Cerita kali ini akan mengangkat satu diskusi pada Program Podcast “Power Problems”, Cato Institute, terkait dengan isu krisis di Ukraina. Galang Taufani, Editor Pelaksana Suara Kebebasan mengangkatnya dari portal Cato Institute.
Podcast yang mengetengahkan judul “Bagaimana Menyelesaikan Konflik Ukraina” dihadiri oleh Quincy Institute Senior Fellow, Anatol Lieven, sebagai narasumber. Acara ini dipandu oleh Adjunct Scholar, Cato Institute, John Glasser.
Pada prolognya Anatol mencoba menjelaskan bahwa ia akan membahas asal-usul konflik yang sedang berlangsung di Ukraina, perspektif strategis Rusia dalam persoalan Ukraina, ekspansi NATO (North Alantic Threaty Organization), dan bagaimana tantangan Pemerintahan Biden seharusnya dalam menyelesaikan persolan Ukraina.
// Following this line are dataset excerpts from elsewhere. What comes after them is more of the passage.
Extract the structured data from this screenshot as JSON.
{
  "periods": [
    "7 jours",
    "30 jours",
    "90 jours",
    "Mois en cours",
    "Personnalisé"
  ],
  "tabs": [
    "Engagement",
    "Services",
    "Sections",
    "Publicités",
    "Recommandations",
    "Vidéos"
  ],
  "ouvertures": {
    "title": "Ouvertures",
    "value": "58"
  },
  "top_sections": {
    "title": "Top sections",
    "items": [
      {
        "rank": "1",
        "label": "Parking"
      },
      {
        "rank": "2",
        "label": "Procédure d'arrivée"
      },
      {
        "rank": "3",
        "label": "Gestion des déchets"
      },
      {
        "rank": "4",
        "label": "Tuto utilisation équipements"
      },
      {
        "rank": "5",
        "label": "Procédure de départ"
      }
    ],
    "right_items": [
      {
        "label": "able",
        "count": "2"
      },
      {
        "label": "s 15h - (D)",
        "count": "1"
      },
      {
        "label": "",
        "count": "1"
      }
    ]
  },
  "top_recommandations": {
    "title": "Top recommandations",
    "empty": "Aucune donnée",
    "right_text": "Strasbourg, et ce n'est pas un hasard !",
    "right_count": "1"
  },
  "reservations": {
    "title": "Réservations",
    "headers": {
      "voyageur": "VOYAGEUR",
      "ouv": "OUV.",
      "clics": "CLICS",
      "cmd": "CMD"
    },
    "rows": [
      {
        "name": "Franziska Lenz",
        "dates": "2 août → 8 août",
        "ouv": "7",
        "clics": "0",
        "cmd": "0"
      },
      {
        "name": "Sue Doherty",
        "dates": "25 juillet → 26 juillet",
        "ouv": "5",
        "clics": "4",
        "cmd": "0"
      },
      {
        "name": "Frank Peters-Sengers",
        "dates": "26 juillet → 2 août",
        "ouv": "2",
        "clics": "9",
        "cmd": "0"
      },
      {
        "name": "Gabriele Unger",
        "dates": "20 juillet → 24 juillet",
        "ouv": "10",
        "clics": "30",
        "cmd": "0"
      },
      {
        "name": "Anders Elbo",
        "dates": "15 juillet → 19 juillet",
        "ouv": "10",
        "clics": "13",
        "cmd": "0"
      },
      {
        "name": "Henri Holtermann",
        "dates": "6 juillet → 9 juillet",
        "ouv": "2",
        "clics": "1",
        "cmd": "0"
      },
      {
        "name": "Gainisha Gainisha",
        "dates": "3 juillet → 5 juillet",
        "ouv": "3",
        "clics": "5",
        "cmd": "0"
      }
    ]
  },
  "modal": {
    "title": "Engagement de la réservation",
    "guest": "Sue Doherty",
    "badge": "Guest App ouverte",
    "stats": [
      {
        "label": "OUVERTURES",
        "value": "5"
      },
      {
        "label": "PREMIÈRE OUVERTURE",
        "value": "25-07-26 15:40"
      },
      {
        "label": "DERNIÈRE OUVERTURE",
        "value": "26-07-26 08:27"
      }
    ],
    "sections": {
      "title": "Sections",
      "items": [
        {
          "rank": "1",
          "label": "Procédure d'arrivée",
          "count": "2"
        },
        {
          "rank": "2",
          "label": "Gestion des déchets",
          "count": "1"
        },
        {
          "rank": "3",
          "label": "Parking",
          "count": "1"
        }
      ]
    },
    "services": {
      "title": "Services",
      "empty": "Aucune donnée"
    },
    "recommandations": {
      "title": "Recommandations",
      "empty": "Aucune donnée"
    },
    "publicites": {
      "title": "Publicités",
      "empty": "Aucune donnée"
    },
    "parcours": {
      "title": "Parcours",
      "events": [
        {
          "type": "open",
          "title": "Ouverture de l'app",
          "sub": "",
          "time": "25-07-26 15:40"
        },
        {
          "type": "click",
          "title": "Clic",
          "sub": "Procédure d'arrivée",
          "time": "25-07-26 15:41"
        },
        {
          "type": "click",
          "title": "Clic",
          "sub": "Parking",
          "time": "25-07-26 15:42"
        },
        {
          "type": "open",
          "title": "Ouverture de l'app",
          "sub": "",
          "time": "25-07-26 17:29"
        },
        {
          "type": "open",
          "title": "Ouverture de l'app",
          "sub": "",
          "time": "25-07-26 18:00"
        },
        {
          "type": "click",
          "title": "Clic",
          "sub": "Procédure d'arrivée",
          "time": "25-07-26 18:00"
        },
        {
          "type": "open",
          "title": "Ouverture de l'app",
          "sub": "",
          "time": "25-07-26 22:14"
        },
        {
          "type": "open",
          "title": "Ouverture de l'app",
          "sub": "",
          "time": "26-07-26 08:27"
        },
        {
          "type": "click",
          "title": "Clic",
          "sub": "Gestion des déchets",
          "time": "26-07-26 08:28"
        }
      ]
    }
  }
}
Pembahasan mengenai aspek bagaimana tensi antara Rusia dan Ukraina, serta menarik NATO, yang didorong oleh Amerika Serikat (AS) dan Barat, menjadi pembahasan yang krusial dimana eskalasi awal muncul. Seperti diketahui bahwa Rusia telah menaruh banyak tentara dan kekuatan militer di sekitar perbatasan Ukraina. Hal ini berseberangan dengan bagaimana NATO beroperasi di daerah satelit, khususnya kawasan Eropa Timur. Walaupun pada dasarnya Rusia mengakomodasi kepentingan NATO secara umum, namun terkait dengan posisi NATO di Ukraina, memunculkan ketegangan bagi Rusia.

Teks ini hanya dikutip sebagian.